Get Your Blog Up

“This administration is populated by people who’ve spent their careers bashing government. They’re not just small-government conservatives—they’re Grover Norquist, strangle-it-in-the-bathtub conservatives. It’s a cognitive disconnect for them to be able to do something well in an arena that they have so derided and reviled all these years.”

Senator Hillary Clinton

Wednesday, June 22, 2005

False bottom

News from yesterday, but Arnold goes lower than anyone thought he could:
Gov. Arnold Schwarzenegger suddenly ranks among the most unpopular governors in modern California history, as residents grow increasingly unhappy about the action hero-turned-politician's budget plans and his call for a special election, according to a new Field Poll.

Less than a third -- 31 percent -- of the state's adults approve of the job the governor is doing in Sacramento, down from 54 percent in February. The numbers are only slightly better among registered voters, 37 percent of whom are happy with Schwarzenegger's performance and 53 percent dissatisfied.

"There's very little for the governor to cheer about in this poll," said Mark DiCamillo, director of the Field Poll. "There's a very broad-based view that the governor is off on the wrong track."

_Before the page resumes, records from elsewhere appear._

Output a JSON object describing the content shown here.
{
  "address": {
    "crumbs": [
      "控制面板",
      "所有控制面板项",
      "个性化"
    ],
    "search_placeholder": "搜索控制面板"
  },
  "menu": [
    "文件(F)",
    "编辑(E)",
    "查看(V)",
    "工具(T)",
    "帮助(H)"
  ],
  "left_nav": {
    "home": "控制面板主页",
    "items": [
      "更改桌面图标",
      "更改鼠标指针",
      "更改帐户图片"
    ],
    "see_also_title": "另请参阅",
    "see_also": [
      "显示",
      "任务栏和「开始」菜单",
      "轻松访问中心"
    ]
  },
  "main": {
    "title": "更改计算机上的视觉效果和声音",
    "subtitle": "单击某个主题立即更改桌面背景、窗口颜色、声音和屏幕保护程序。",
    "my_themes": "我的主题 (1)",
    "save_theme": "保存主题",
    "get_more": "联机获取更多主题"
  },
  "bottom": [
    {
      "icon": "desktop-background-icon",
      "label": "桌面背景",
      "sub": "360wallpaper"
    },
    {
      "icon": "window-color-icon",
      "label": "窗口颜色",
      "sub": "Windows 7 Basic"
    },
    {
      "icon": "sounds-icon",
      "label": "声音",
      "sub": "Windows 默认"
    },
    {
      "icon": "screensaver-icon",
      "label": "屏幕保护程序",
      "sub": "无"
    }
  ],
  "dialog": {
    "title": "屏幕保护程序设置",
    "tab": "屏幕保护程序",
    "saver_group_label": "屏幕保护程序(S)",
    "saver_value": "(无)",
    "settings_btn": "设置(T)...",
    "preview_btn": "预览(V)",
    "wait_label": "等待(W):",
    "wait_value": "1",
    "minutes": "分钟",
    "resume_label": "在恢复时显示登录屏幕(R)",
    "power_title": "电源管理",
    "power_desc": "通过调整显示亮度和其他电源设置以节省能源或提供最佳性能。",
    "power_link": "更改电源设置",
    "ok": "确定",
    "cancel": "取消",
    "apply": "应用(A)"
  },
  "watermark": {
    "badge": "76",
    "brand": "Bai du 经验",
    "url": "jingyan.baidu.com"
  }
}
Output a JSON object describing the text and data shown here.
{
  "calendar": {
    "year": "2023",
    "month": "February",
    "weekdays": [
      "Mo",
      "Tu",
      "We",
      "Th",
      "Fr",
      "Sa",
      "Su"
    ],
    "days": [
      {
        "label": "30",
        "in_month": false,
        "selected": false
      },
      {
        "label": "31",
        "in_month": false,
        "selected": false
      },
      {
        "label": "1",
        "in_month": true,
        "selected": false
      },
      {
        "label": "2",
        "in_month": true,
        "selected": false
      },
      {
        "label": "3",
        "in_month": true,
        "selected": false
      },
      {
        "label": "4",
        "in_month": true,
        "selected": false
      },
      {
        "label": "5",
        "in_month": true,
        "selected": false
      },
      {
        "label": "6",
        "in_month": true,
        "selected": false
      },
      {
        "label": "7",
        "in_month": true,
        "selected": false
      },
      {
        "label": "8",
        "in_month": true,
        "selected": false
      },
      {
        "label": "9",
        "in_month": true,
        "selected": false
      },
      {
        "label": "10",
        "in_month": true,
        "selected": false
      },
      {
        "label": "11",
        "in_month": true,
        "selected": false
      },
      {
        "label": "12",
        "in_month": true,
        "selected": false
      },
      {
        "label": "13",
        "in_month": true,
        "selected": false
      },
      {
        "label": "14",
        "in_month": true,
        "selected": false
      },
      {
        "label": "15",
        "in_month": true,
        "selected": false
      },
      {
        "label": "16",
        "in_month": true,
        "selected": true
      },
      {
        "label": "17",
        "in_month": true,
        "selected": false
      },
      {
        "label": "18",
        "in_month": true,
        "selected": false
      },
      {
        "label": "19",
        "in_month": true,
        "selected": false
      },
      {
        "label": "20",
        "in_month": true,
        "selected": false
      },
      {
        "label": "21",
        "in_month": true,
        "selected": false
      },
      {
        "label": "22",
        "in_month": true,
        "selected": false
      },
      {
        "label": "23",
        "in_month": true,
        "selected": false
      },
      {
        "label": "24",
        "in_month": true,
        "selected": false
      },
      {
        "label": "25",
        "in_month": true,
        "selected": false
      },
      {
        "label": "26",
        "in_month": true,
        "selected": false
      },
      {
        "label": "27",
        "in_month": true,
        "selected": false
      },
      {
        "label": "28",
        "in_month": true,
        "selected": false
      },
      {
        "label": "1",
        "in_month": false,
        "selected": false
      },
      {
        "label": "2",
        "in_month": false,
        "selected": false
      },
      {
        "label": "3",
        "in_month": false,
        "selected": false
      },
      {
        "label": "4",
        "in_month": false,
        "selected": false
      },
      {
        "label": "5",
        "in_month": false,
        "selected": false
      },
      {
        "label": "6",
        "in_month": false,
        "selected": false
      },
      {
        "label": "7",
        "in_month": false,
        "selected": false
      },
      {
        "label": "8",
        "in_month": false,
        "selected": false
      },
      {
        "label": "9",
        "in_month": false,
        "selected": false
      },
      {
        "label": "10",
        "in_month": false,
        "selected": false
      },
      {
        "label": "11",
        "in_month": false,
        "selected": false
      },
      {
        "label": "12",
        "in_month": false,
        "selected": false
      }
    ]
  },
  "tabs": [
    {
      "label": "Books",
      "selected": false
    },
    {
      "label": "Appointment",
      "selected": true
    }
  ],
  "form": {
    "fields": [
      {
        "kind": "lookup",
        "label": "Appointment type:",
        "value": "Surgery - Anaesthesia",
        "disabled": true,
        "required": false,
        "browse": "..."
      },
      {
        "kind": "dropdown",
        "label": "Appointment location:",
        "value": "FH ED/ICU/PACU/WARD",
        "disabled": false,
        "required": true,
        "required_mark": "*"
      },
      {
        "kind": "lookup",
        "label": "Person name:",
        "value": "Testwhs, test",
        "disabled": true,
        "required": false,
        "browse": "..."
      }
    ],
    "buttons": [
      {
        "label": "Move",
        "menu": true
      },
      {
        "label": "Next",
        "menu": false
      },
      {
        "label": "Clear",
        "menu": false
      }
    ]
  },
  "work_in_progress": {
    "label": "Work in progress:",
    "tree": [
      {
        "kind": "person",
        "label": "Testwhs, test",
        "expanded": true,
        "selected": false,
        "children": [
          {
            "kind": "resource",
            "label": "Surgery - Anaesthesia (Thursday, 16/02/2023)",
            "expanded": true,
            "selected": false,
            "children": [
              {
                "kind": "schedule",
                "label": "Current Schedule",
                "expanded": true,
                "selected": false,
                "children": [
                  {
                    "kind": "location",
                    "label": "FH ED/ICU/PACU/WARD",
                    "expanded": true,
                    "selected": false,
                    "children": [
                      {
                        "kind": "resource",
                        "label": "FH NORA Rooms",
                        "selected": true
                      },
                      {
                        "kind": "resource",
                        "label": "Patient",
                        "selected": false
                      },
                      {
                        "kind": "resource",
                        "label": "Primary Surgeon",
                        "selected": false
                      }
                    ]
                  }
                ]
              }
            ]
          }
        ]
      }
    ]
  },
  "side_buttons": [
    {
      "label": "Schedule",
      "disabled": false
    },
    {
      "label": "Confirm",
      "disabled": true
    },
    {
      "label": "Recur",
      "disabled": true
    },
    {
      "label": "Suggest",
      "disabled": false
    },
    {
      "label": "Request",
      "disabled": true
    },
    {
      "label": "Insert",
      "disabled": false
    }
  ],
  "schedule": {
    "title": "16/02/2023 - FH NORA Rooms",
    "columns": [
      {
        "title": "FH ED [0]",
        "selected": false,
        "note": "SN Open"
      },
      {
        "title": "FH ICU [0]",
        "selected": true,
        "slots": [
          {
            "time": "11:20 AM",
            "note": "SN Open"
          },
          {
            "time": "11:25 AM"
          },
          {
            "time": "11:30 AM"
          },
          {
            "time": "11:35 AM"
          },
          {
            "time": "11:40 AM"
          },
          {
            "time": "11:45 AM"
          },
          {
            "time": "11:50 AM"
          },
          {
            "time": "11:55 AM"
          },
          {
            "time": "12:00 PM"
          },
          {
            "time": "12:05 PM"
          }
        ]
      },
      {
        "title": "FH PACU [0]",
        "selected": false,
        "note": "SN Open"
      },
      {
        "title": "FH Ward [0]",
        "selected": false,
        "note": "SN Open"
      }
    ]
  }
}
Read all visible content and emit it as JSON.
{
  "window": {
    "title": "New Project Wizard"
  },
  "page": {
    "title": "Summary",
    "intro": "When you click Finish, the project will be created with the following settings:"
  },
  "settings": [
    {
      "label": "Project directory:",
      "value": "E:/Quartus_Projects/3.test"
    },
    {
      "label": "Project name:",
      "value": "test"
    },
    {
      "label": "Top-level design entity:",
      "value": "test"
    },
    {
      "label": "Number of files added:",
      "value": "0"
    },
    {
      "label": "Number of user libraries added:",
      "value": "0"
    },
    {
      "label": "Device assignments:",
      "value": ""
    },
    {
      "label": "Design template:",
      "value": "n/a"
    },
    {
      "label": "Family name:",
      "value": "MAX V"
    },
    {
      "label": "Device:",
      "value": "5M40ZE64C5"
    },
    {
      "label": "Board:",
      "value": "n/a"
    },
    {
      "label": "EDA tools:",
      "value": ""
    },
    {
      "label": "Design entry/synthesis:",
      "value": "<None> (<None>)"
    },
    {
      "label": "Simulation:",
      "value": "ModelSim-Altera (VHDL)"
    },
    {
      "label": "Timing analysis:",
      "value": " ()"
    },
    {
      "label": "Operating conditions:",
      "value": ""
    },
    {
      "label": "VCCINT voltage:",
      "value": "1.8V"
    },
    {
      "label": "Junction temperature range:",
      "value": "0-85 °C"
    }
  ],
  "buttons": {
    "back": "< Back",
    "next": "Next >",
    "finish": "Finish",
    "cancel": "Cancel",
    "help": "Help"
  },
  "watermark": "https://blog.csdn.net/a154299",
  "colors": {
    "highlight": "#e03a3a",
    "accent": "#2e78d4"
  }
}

Almost time for a recall, I would think. And this isn't going to help Arnold either, as he seems to be banking on the special election to revive his political career:
Support for the special election among registered voters fell to 37 percent from 51 percent in February. That backing dropped to 28 percent when the election's cost of $45 million to $80 million was mentioned.

Even worse for Arnold, the public doesn't back two thirds of the measures that Arnold is proposing:
The Field Poll found that if they were asked to vote today, 42 percent of likely California voters would oppose the spending cap and school funding measure and 35 percent would support it, while 23 percent are undecided.

Likely voters also would reject the redistricting measure. Forty-six percent said they would oppose it, compared with 35 percent who would support it and 19 percent who are undecided.

By contrast, 61 percent of likely voters said they would vote for the teacher tenure measure, compared with 32 percent who would oppose it and 7 percent who are undecided.

The teacher tenure bill will do nothing but make it harder for California to keep their best teachers, so I'm not sure why this is such a winner with the public. But Arnold is clearly not resonating with the voters anymore.